4. CAARS (Conners’ Adult ADHD Rating Scales)
Clinician and self-report versions measuring symptom severity and change across treatment. Often paired with observer ratings (from partners, family).
→ Strong for treatment follow-up and comparison between self- and external perception.

Complementary or Pediatric Tools

5. Conners 3 (Children & Adolescents) — school/home versions for parents and teachers.
6. Vanderbilt ADHD Diagnostic Rating Scale — widely used in pediatric and family-medicine contexts.
7. WURS (Wender Utah Rating Scale) — retrospective scale for adults recalling childhood ADHD symptoms.

Performance-Based or Objective Tests

8. QbCheck / QbTest — computerized test using motion tracking to objectively measure attention, impulsivity, and activity.
9. T.O.V.A. (Test of Variables of Attention) — continuous-performance test measuring response consistency and inhibition control.

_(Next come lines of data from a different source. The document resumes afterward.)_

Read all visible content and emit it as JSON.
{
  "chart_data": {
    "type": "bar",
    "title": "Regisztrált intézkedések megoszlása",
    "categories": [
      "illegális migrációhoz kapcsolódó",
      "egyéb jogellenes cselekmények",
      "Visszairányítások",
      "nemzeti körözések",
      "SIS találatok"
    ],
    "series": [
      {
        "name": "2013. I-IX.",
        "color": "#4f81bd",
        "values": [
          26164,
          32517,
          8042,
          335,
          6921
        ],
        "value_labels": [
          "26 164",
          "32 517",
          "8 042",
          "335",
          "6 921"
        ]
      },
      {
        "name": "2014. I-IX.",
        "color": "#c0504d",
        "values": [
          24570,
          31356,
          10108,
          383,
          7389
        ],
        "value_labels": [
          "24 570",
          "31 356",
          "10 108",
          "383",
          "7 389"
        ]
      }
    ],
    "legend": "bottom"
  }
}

Multimodal or Specialized Assessments

10. ACE+ (ADHD Child Evaluation Plus) — combined clinical, behavioral, and neuropsychological assessment.
11. Barkley Adult ADHD Rating Scale (BAARS-IV) — clinician-oriented scale covering current and childhood symptoms plus emotional dysregulation items.
12. Weiss Functional Impairment Rating Scale (WFIRS) — measures daily-life impact across domains; useful adjunct for monitoring treatment outcomes.